No meio do século, fui ao Rio, num aviãozinho bimotor, que saia de Teresina seis da manha e depois de enjoativo pinga-pinga por algumas cidades, baixava no aeroporto Santos Dumont, da ex-capital, pelas sete horas da noite. Era a inauguração do Maracanã, estadiozão construído pelo prefeito Mendes de Morais, para que, aos urros de sua formidável platéia, houvesse a última partida de uruguaios e brasileiros, em 1950. Assisti ao embate. À derrota nacional. Dois a um em favor dos homens comandados por um meio-campo endiabrado, Obidúlio Varela. Recordei os dias de 1938, nesta sofrida capital piauiense, no tempo do ultimo campeonato mundial de futebol jogado antes da segunda grande guerra. O astro do Brasil o homem de borracha, diamante negro, Leônidas. Os nossos perderam a derradeira partida, em disputa com a Itália, também por dois a um, um gol italiano de pênalti.
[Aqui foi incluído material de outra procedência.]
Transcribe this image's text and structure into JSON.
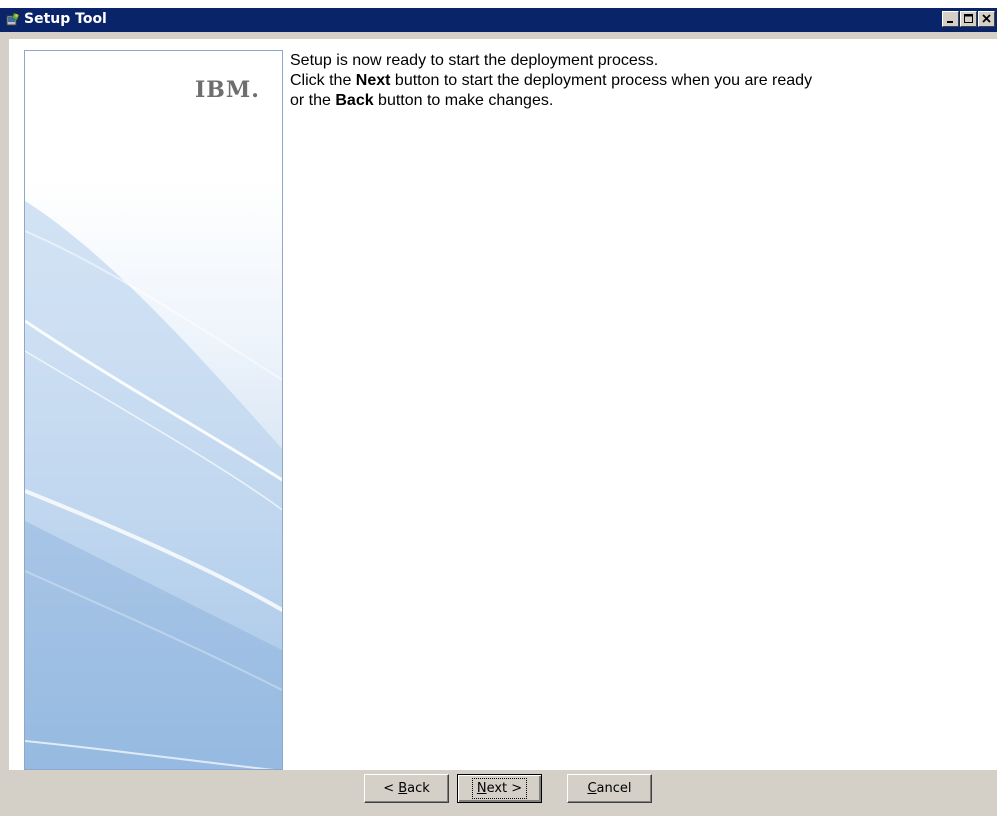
{
  "window": {
    "title": "Setup Tool",
    "icon": "setup-tool-icon",
    "controls": [
      "minimize-icon",
      "maximize-icon",
      "close-icon"
    ]
  },
  "side_panel": {
    "logo_text": "IBM."
  },
  "main": {
    "line1": "Setup is now ready to start the deployment process.",
    "line2_prefix": "Click the ",
    "line2_bold": "Next",
    "line2_suffix": " button to start the deployment process when you are ready",
    "line3_prefix": "or the ",
    "line3_bold": "Back",
    "line3_suffix": " button to make changes."
  },
  "buttons": {
    "back": {
      "prefix": "< ",
      "mnemonic": "B",
      "rest": "ack"
    },
    "next": {
      "mnemonic": "N",
      "rest": "ext >"
    },
    "cancel": {
      "mnemonic": "C",
      "rest": "ancel"
    }
  },
  "colors": {
    "titlebar": "#0a246a",
    "dialog_face": "#d4d0c8",
    "panel_blue": "#8bb2dd"
  }
}
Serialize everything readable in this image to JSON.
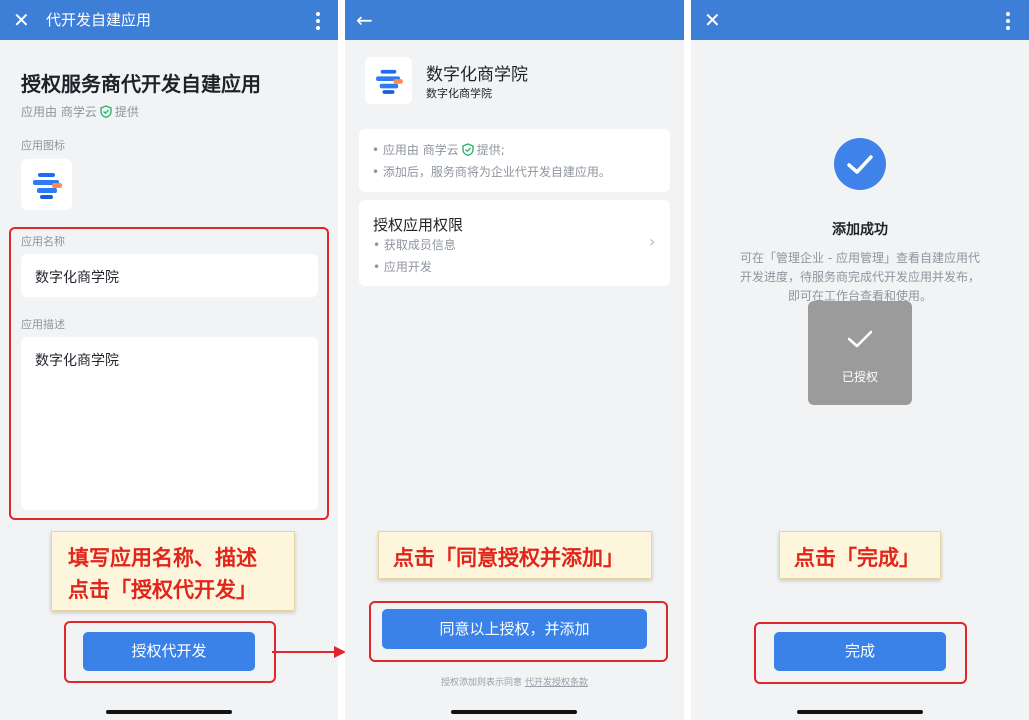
{
  "colors": {
    "topbar": "#3d7ed6",
    "button": "#3b82e8",
    "highlight": "#e0262b",
    "success": "#3f82ea",
    "callout_text": "#e1251b"
  },
  "panel1": {
    "topbar_title": "代开发自建应用",
    "heading": "授权服务商代开发自建应用",
    "provider_prefix": "应用由 商学云",
    "provider_suffix": "提供",
    "icon_label": "应用图标",
    "name_label": "应用名称",
    "name_value": "数字化商学院",
    "desc_label": "应用描述",
    "desc_value": "数字化商学院",
    "callout_line1": "填写应用名称、描述",
    "callout_line2": "点击「授权代开发」",
    "button_label": "授权代开发"
  },
  "panel2": {
    "app_name": "数字化商学院",
    "app_subtitle": "数字化商学院",
    "info_line1_prefix": "• 应用由 商学云",
    "info_line1_suffix": "提供;",
    "info_line2": "• 添加后，服务商将为企业代开发自建应用。",
    "permissions_title": "授权应用权限",
    "permission1": "• 获取成员信息",
    "permission2": "• 应用开发",
    "callout": "点击「同意授权并添加」",
    "button_label": "同意以上授权，并添加",
    "terms_prefix": "授权添加则表示同意",
    "terms_link": "代开发授权条款"
  },
  "panel3": {
    "success_title": "添加成功",
    "success_desc_line1": "可在「管理企业 - 应用管理」查看自建应用代",
    "success_desc_line2": "开发进度，待服务商完成代开发应用并发布，",
    "success_desc_line3": "即可在工作台查看和使用。",
    "toast_label": "已授权",
    "callout": "点击「完成」",
    "button_label": "完成"
  }
}
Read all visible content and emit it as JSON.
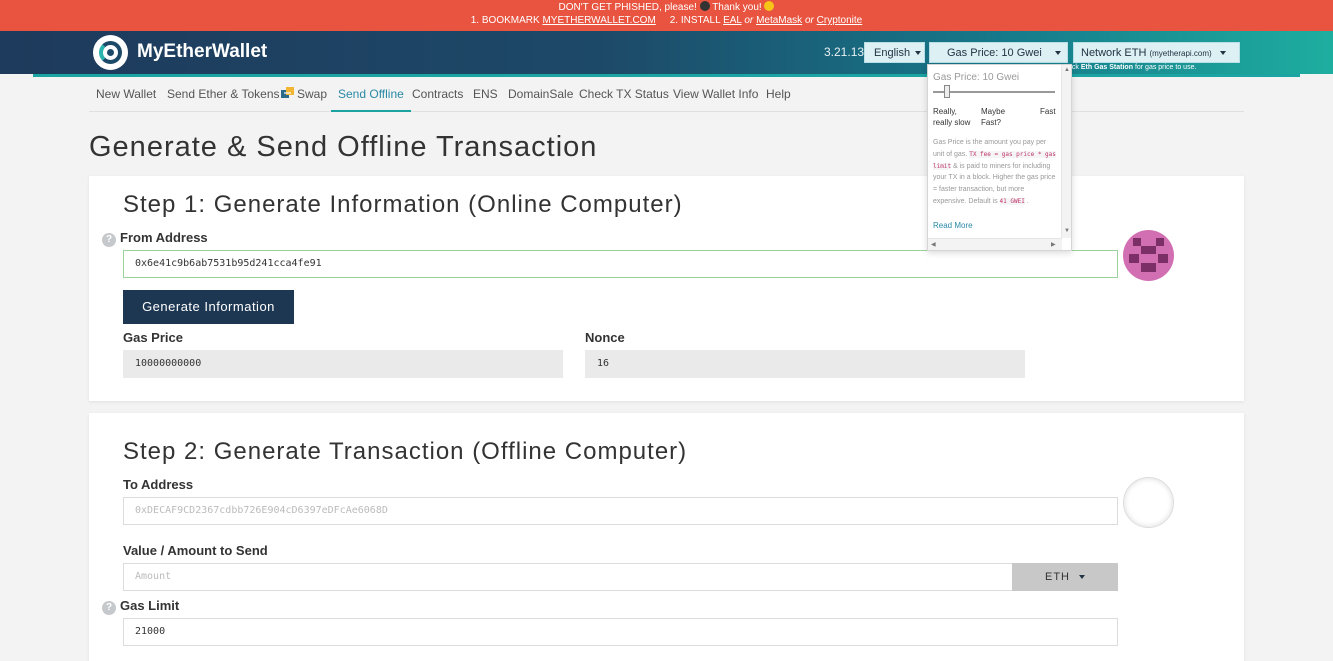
{
  "banner": {
    "line1_pre": "DON'T GET PHISHED, please!",
    "line1_post": "Thank you!",
    "line2_a": "1. BOOKMARK",
    "bookmark_link": "MYETHERWALLET.COM",
    "line2_b": "2. INSTALL",
    "eal_link": "EAL",
    "or1": "or",
    "metamask_link": "MetaMask",
    "or2": "or",
    "cryptonite_link": "Cryptonite"
  },
  "header": {
    "brand": "MyEtherWallet",
    "version": "3.21.13",
    "language": "English",
    "gas_button": "Gas Price: 10 Gwei",
    "network_label": "Network ETH",
    "network_sub": "(myetherapi.com)",
    "gas_note_pre": "eck",
    "gas_note_link": "Eth Gas Station",
    "gas_note_post": "for gas price to use."
  },
  "nav": {
    "items": [
      {
        "label": "New Wallet"
      },
      {
        "label": "Send Ether & Tokens"
      },
      {
        "label": "Swap"
      },
      {
        "label": "Send Offline"
      },
      {
        "label": "Contracts"
      },
      {
        "label": "ENS"
      },
      {
        "label": "DomainSale"
      },
      {
        "label": "Check TX Status"
      },
      {
        "label": "View Wallet Info"
      },
      {
        "label": "Help"
      }
    ],
    "active": "Send Offline"
  },
  "page_title": "Generate & Send Offline Transaction",
  "step1": {
    "title": "Step 1: Generate Information (Online Computer)",
    "from_label": "From Address",
    "from_value": "0x6e41c9b6ab7531b95d241cca4fe91",
    "generate_button": "Generate Information",
    "gas_price_label": "Gas Price",
    "gas_price_value": "10000000000",
    "nonce_label": "Nonce",
    "nonce_value": "16"
  },
  "step2": {
    "title": "Step 2: Generate Transaction (Offline Computer)",
    "to_label": "To Address",
    "to_placeholder": "0xDECAF9CD2367cdbb726E904cD6397eDFcAe6068D",
    "value_label": "Value / Amount to Send",
    "amount_placeholder": "Amount",
    "currency": "ETH",
    "gas_limit_label": "Gas Limit",
    "gas_limit_value": "21000"
  },
  "gas_dropdown": {
    "title": "Gas Price: 10 Gwei",
    "slider_level": 0.09,
    "label_slow": "Really, really slow",
    "label_maybe": "Maybe Fast?",
    "label_fast": "Fast",
    "desc_1": "Gas Price is the amount you pay per unit of gas.",
    "desc_code": "TX fee = gas price * gas limit",
    "desc_2": "& is paid to miners for including your TX in a block. Higher the gas price = faster transaction, but more expensive. Default is",
    "desc_default": "41 GWEI",
    "desc_end": ".",
    "read_more": "Read More"
  },
  "colors": {
    "banner": "#e85440",
    "header_dark": "#1e3a5c",
    "header_teal": "#1eaea0",
    "primary_button": "#1d3651",
    "accent": "#2a8aa6",
    "identicon": "#d26fb3"
  }
}
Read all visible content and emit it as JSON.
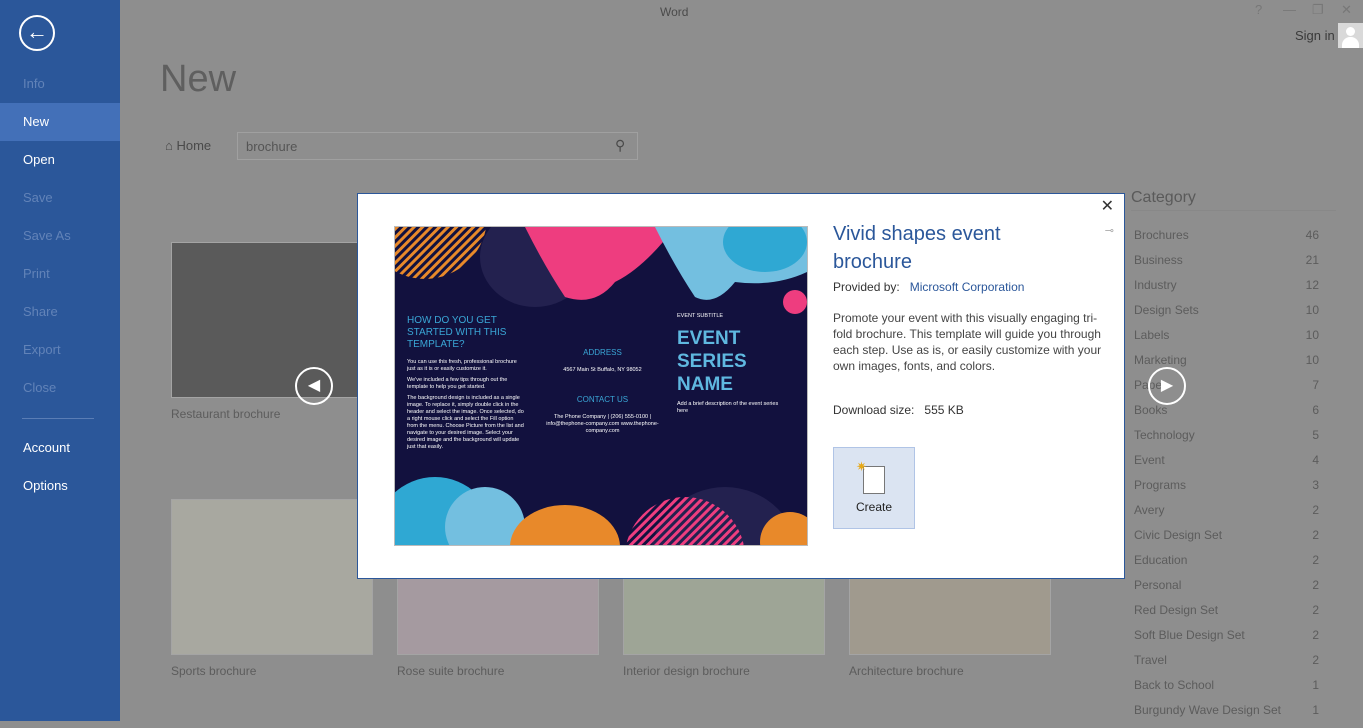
{
  "window": {
    "title": "Word",
    "help": "?",
    "minimize": "—",
    "restore": "❐",
    "close": "✕",
    "sign_in": "Sign in"
  },
  "sidebar": {
    "back_icon": "back-arrow-icon",
    "items": [
      {
        "label": "Info",
        "state": "disabled"
      },
      {
        "label": "New",
        "state": "selected"
      },
      {
        "label": "Open",
        "state": "normal"
      },
      {
        "label": "Save",
        "state": "disabled"
      },
      {
        "label": "Save As",
        "state": "disabled"
      },
      {
        "label": "Print",
        "state": "disabled"
      },
      {
        "label": "Share",
        "state": "disabled"
      },
      {
        "label": "Export",
        "state": "disabled"
      },
      {
        "label": "Close",
        "state": "disabled"
      },
      {
        "label": "Account",
        "state": "normal"
      },
      {
        "label": "Options",
        "state": "normal"
      }
    ]
  },
  "main": {
    "title": "New",
    "home": "Home",
    "search_value": "brochure",
    "templates": [
      {
        "label": "Restaurant brochure"
      },
      {
        "label": "Sports brochure"
      },
      {
        "label": "Rose suite brochure"
      },
      {
        "label": "Interior design brochure"
      },
      {
        "label": "Architecture brochure"
      }
    ]
  },
  "category": {
    "title": "Category",
    "items": [
      {
        "label": "Brochures",
        "count": "46"
      },
      {
        "label": "Business",
        "count": "21"
      },
      {
        "label": "Industry",
        "count": "12"
      },
      {
        "label": "Design Sets",
        "count": "10"
      },
      {
        "label": "Labels",
        "count": "10"
      },
      {
        "label": "Marketing",
        "count": "10"
      },
      {
        "label": "Paper",
        "count": "7"
      },
      {
        "label": "Books",
        "count": "6"
      },
      {
        "label": "Technology",
        "count": "5"
      },
      {
        "label": "Event",
        "count": "4"
      },
      {
        "label": "Programs",
        "count": "3"
      },
      {
        "label": "Avery",
        "count": "2"
      },
      {
        "label": "Civic Design Set",
        "count": "2"
      },
      {
        "label": "Education",
        "count": "2"
      },
      {
        "label": "Personal",
        "count": "2"
      },
      {
        "label": "Red Design Set",
        "count": "2"
      },
      {
        "label": "Soft Blue Design Set",
        "count": "2"
      },
      {
        "label": "Travel",
        "count": "2"
      },
      {
        "label": "Back to School",
        "count": "1"
      },
      {
        "label": "Burgundy Wave Design Set",
        "count": "1"
      }
    ]
  },
  "dialog": {
    "title": "Vivid shapes event brochure",
    "provided_by_label": "Provided by:",
    "provider": "Microsoft Corporation",
    "description": "Promote your event with this visually engaging tri-fold brochure. This template will guide you through each step. Use as is, or easily customize with your own images, fonts, and colors.",
    "download_label": "Download size:",
    "download_size": "555 KB",
    "create_label": "Create",
    "preview": {
      "heading": "HOW DO YOU GET STARTED WITH THIS TEMPLATE?",
      "p1": "You can use this fresh, professional brochure just as it is or easily customize it.",
      "p2": "We've included a few tips through out the template to help you get started.",
      "p3": "The background design is included as a single image. To replace it, simply double click in the header and select the image. Once selected, do a right mouse click and select the Fill option from the menu. Choose Picture from the list and navigate to your desired image. Select your desired image and the background will update just that easily.",
      "address_h": "ADDRESS",
      "address": "4567 Main St Buffalo, NY 98052",
      "contact_h": "CONTACT US",
      "contact": "The Phone Company | (206) 555-0100 | info@thephone-company.com www.thephone-company.com",
      "subtitle": "EVENT SUBTITLE",
      "name": "EVENT SERIES NAME",
      "brief": "Add a brief description of the event series here"
    }
  },
  "colors": {
    "accent": "#2b579a",
    "preview_bg": "#12113e",
    "pink": "#ee3d7f",
    "orange": "#e8892a",
    "blue": "#2fa8d3",
    "light_blue": "#73bfe0"
  }
}
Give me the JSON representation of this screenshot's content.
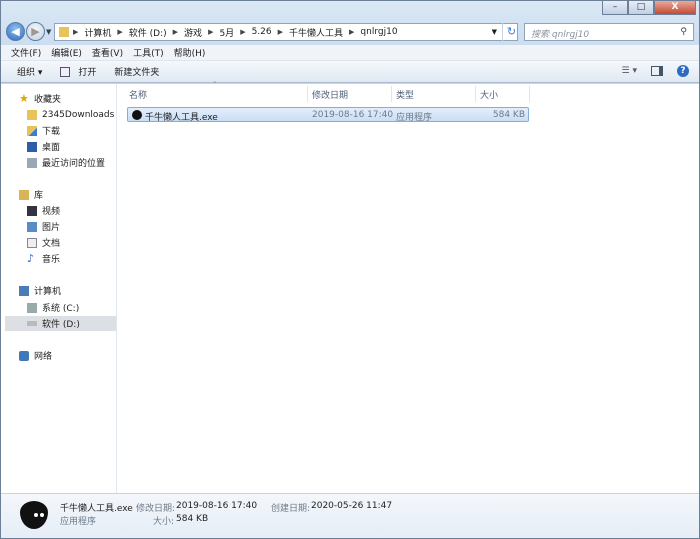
{
  "window": {
    "minimize": "–",
    "maximize": "□",
    "close": "X"
  },
  "address": {
    "segments": [
      "计算机",
      "软件 (D:)",
      "游戏",
      "5月",
      "5.26",
      "千牛懒人工具",
      "qnlrgj10"
    ],
    "search_placeholder": "搜索 qnlrgj10"
  },
  "menu": [
    "文件(F)",
    "编辑(E)",
    "查看(V)",
    "工具(T)",
    "帮助(H)"
  ],
  "toolbar": {
    "organize": "组织 ▾",
    "open": "打开",
    "new_folder": "新建文件夹"
  },
  "sidebar": {
    "favorites": "收藏夹",
    "fav_items": [
      "2345Downloads",
      "下载",
      "桌面",
      "最近访问的位置"
    ],
    "libraries": "库",
    "lib_items": [
      "视频",
      "图片",
      "文档",
      "音乐"
    ],
    "computer": "计算机",
    "drives": [
      "系统 (C:)",
      "软件 (D:)"
    ],
    "network": "网络"
  },
  "columns": [
    "名称",
    "修改日期",
    "类型",
    "大小"
  ],
  "files": [
    {
      "name": "千牛懒人工具.exe",
      "modified": "2019-08-16 17:40",
      "type": "应用程序",
      "size": "584 KB"
    }
  ],
  "details": {
    "name": "千牛懒人工具.exe",
    "type": "应用程序",
    "modified_label": "修改日期:",
    "modified": "2019-08-16 17:40",
    "created_label": "创建日期:",
    "created": "2020-05-26 11:47",
    "size_label": "大小:",
    "size": "584 KB"
  }
}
Dava gosto o futebol dos velhos tempos. Os craques desconheciam a dinheirama que transformou esse esporte de massa e de entusiasmo num reles balcão de trocas e *. De mim, não perdia jogo dominical em Fortaleza, no Rio. Cheguei a prefaciar um livro de Carlos Said, sobre a história do futebol piauiense, em que figuro como interventor na Federação Piauiense de Desportos, em 1960, quando me possível, com o auxílio de sujeitos capazes e honestos, Péricles * e Eulino Martins, meu tesoureiro e meu secretário, endireitar a entidade mentora do esporte piauiense. Tomei a medida de reduzir o numero de clubes de Teresina a seis. Uma história interessante que ainda ninguém contou.
Mas quando se quis construir o Albertão, estádio enorme de sessenta mil pessoas, fui contra. O único jornalista, o único cidadão, o único brasileiro, o único vivente, contra abertamente, em campanha de jornal e rádio. Insultavam-me. E eu contra. Meu argumento era em que Teresina não podia SUSTENTAR enorme praça esportiva. Os jogos não despertariam interesse público para tantos lugares. Interessante é que, neste ano de 1991, quando mais Teresina aumenta de população, mais a platéia do Albertão míngua de gente. Dídimo de Castro; uma das melhores expressões do velho jornalismo, seca os gorgomilos, todo dia convocando pagantes ao estádio.
Fui contra o Albertão, contra a Poticabana, contra o Metrô, contra os aleijamentos do Theatro 4 de Setembro e da praça Pedro segundo, contra a derrubada da antiga penitenciaria e contra o Verdão.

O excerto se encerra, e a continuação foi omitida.